Method of Multiaxis Three-Dimensional Printing with Intralayer Height Variation for Stairstep Effect Compensation.

Abstract

The recent developments in multiaxis three-dimensional (3D) printing have got a large potential for expanding the capability of material extrusion based methods. Especially curved and nonplanar methods can improve buildability, surface quality, and mechanical performance. However, the challenges that arise from using them complicate their deployment. In this article, we propose a hybrid planar method, based on varying the layer height and deposition speed in combination with tool reorientation, that allows us to get a lot of the same benefits that come from using nonplanar layers. The goal of the method is to keep the deposition constant regardless of the overhang angle. This is achieved by simultaneous control of layer height, deposition speed, and tool orientation. The method is the most beneficial for large-scale, single-wall 3D printing, such as clay, concrete, and other composites. The main restriction of the method depends on the minimum/maximum ratio between the nozzle diameter and layer height.
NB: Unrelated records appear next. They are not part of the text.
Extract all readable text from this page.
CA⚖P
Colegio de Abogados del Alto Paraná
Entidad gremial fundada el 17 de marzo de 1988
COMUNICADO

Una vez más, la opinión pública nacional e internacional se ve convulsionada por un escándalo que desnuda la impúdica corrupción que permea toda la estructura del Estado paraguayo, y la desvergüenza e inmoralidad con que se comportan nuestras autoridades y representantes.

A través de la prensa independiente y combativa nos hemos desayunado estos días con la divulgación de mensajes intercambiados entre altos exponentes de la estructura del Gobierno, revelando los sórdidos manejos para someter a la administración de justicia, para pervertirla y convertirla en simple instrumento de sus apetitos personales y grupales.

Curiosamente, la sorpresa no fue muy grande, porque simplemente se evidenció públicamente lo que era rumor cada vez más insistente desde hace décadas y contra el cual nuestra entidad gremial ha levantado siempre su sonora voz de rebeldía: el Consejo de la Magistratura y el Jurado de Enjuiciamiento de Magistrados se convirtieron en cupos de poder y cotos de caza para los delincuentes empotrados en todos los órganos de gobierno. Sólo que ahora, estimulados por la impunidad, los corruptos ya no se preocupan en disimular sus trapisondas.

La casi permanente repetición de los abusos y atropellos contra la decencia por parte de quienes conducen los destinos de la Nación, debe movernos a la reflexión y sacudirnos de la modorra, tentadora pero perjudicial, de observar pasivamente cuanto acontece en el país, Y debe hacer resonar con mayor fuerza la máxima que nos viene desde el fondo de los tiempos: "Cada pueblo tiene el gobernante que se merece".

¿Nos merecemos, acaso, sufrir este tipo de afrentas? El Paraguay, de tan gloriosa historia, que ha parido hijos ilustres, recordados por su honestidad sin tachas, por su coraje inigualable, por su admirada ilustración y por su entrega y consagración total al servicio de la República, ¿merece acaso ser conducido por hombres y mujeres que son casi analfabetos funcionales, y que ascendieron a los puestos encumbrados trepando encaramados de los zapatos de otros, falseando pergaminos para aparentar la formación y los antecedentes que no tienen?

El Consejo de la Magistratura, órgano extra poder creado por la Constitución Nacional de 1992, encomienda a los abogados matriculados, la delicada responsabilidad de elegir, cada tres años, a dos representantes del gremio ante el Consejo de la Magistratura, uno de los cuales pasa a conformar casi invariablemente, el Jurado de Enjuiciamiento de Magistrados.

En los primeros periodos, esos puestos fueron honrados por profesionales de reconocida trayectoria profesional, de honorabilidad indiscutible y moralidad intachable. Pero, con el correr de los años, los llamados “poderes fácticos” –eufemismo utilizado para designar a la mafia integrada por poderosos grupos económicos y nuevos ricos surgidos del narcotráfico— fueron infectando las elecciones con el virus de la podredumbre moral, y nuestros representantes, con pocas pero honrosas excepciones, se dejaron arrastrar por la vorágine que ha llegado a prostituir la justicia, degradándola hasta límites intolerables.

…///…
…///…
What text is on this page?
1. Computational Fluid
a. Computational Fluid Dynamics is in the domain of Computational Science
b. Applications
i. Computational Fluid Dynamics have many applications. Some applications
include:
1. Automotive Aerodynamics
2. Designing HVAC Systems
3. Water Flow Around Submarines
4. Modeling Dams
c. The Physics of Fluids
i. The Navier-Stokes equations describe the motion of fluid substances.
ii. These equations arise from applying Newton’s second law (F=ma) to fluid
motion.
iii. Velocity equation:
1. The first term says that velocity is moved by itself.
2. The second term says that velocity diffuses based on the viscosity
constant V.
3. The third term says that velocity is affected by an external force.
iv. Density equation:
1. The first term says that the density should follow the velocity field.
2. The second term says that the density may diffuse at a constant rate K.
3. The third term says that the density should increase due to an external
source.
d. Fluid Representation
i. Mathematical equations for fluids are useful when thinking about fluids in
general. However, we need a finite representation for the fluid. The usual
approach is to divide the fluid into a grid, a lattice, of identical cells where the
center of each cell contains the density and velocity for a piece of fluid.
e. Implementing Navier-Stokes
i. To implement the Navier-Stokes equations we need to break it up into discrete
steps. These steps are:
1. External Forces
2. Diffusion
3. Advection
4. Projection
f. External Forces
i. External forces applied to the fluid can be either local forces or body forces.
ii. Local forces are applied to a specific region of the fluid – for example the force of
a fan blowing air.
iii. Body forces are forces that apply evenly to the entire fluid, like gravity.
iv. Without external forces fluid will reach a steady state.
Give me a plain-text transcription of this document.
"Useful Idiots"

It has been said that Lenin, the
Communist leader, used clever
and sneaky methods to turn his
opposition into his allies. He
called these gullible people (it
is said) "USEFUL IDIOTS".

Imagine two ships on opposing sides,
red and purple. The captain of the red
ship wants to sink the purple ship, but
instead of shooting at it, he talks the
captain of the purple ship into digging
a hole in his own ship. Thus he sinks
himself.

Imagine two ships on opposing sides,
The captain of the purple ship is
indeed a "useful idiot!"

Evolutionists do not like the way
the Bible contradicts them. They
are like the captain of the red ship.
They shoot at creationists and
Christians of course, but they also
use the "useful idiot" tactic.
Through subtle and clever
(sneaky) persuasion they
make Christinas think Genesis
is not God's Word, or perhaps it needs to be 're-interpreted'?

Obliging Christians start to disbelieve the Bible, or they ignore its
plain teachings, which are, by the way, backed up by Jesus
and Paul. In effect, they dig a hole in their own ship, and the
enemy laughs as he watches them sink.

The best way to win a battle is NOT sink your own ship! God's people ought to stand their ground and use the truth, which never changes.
A description of the method is provided, and sample objects are evaluated either as trajectories or as test prints. The claims are confirmed by microscopy measurement of the contact patch width. The method as presented allows printing of overhangs up to 82.34°, can be applied to complex geometry without difficulties, and further possibilities of limit expansion are discussed. The contact patch width decreases only by 20% at the 80° of overhang.